Updated 10:38 pm, Tuesday, March 7, 2017




Journalism has captured one of the top young political talents of Washington state, as ex-State Rep. Brady Pinero Walkinshaw has taken the job as CEO of Grist, a high-profile national environmental news organization.


.He anticipates it will be a "multi-year commitment," said Walkinshaw, a productive state legislator who lost his bid for Congress in November to U.S. Rep. Pramila Jayapal.



Grist needs him in what the news site describes as "a dark time" for environmentalists.  The site itself needs to retool its often-snarky, often-self-important writing style, and better connect with the Pacific Northwest where it is produced.


Walkinshaw made control of carbon emissions a central theme of his campaign for Congress.  He is a product of Princeton, but was raised in the rural Whatcom County town of Custer north of Bellingham.


Walkinshaw is a former program manager at the Gates Foundation, and in private life married to Micah Horwith, a marine biologist.


Grist is changing as Walkinshaw comes aboard.  Chip Giller, who founded Grist in 1999, will take on a new role, described in effusive language as launching "a platform to elevate and connect riding green innovators and influencers -- the activists, artists, technologists, politicians and storytellers charting a path toward a more just and sustainable future."

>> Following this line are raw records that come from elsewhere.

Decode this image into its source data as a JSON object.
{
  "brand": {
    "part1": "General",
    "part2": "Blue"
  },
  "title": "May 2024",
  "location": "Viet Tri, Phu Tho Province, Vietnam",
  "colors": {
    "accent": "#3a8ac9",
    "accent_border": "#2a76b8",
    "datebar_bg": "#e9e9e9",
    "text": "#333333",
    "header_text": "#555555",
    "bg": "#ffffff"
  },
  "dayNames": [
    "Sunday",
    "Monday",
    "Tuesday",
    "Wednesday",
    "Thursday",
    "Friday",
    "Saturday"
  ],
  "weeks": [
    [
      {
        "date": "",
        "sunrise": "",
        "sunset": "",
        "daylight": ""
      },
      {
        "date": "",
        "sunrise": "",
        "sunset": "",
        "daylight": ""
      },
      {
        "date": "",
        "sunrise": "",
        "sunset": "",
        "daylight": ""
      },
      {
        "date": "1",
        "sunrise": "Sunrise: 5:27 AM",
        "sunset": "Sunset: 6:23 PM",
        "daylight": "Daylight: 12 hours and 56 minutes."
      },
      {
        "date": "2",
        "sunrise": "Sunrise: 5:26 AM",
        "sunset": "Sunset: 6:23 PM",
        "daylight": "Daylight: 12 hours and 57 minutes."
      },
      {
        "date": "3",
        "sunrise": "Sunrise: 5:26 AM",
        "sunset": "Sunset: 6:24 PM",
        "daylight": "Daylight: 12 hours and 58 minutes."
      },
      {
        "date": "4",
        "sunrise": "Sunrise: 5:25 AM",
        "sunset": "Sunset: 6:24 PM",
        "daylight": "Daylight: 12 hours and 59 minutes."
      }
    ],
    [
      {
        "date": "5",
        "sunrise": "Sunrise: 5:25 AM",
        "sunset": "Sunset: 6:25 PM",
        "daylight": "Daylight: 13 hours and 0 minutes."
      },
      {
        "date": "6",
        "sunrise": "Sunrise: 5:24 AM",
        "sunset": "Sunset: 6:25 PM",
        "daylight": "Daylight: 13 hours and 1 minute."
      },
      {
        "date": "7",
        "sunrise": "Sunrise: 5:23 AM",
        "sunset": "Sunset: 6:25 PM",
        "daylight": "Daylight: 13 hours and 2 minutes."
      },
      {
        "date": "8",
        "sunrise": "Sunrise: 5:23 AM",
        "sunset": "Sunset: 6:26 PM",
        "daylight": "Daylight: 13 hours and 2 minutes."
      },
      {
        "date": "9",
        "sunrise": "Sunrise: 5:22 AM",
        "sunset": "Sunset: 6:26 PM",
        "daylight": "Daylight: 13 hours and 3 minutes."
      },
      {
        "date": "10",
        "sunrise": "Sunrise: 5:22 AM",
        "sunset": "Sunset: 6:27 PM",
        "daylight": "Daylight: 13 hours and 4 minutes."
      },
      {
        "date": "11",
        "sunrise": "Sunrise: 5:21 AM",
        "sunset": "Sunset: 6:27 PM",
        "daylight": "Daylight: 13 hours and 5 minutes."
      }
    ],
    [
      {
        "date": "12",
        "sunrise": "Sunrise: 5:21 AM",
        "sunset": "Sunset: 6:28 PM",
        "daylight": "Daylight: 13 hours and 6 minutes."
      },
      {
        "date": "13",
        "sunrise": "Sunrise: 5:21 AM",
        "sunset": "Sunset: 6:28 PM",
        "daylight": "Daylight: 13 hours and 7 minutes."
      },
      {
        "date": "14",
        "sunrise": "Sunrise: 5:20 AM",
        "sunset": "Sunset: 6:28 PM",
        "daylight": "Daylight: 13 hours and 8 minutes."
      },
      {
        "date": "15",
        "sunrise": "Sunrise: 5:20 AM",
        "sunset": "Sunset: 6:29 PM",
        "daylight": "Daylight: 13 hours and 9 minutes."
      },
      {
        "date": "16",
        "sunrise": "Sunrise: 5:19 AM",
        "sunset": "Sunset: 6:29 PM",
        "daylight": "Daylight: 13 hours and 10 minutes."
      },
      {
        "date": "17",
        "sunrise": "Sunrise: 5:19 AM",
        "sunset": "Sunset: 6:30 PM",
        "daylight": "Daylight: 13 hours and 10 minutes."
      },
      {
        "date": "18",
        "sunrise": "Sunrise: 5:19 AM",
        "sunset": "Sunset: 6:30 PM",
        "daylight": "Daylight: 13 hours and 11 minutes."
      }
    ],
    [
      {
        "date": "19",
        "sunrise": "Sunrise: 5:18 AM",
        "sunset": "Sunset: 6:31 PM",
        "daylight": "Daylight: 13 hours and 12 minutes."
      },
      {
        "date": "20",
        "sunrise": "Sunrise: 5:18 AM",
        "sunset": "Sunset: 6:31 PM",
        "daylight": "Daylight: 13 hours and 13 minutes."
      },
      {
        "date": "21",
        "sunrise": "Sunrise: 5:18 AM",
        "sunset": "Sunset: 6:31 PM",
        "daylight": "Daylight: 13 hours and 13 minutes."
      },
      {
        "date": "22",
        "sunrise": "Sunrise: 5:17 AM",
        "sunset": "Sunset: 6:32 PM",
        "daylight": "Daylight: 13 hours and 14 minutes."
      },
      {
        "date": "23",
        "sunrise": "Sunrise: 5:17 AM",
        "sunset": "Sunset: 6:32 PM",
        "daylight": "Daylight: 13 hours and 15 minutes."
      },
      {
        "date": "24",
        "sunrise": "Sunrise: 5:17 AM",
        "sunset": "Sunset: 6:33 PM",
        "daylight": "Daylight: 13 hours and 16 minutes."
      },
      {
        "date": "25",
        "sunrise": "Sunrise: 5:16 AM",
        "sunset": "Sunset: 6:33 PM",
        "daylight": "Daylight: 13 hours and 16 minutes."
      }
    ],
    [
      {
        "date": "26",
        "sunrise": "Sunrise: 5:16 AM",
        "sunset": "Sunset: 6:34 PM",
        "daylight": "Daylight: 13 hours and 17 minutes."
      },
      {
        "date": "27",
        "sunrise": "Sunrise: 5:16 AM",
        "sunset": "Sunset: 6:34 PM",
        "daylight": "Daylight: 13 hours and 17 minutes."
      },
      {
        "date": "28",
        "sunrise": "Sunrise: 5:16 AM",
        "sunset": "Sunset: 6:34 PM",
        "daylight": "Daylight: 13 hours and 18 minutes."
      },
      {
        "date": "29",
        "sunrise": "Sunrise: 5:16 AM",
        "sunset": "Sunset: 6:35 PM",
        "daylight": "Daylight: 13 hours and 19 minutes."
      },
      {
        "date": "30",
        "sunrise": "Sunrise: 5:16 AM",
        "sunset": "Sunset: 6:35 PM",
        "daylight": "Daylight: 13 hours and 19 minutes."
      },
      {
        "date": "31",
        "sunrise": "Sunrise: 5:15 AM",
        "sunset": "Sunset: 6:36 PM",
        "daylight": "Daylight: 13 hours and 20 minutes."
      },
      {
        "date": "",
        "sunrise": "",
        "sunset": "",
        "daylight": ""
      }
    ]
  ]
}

Grist is also expanding its coverage of environmental justice, having hired a new senior editor, Nikhil Swaminathan.  It is promising more in-depth reporting, special projects and "surprising storytelling methods."


"At Grist, we envision a planet that doesn't burn and a future that doesn't suck," said Giller.  "The new administration wants to build a wall, a wall against hope.  Grist will show that there are solutions that can take humanity over, under around -- and, ultimately through -- the wall to a sustainable workld that works for everyone.


"Brady is the perfect person to lead our next chapter."


The environmental movement has been slow to respond to the Trump administration, and slow to return to the grassroots activist that launched it on Earth Day nearly 47 years ago.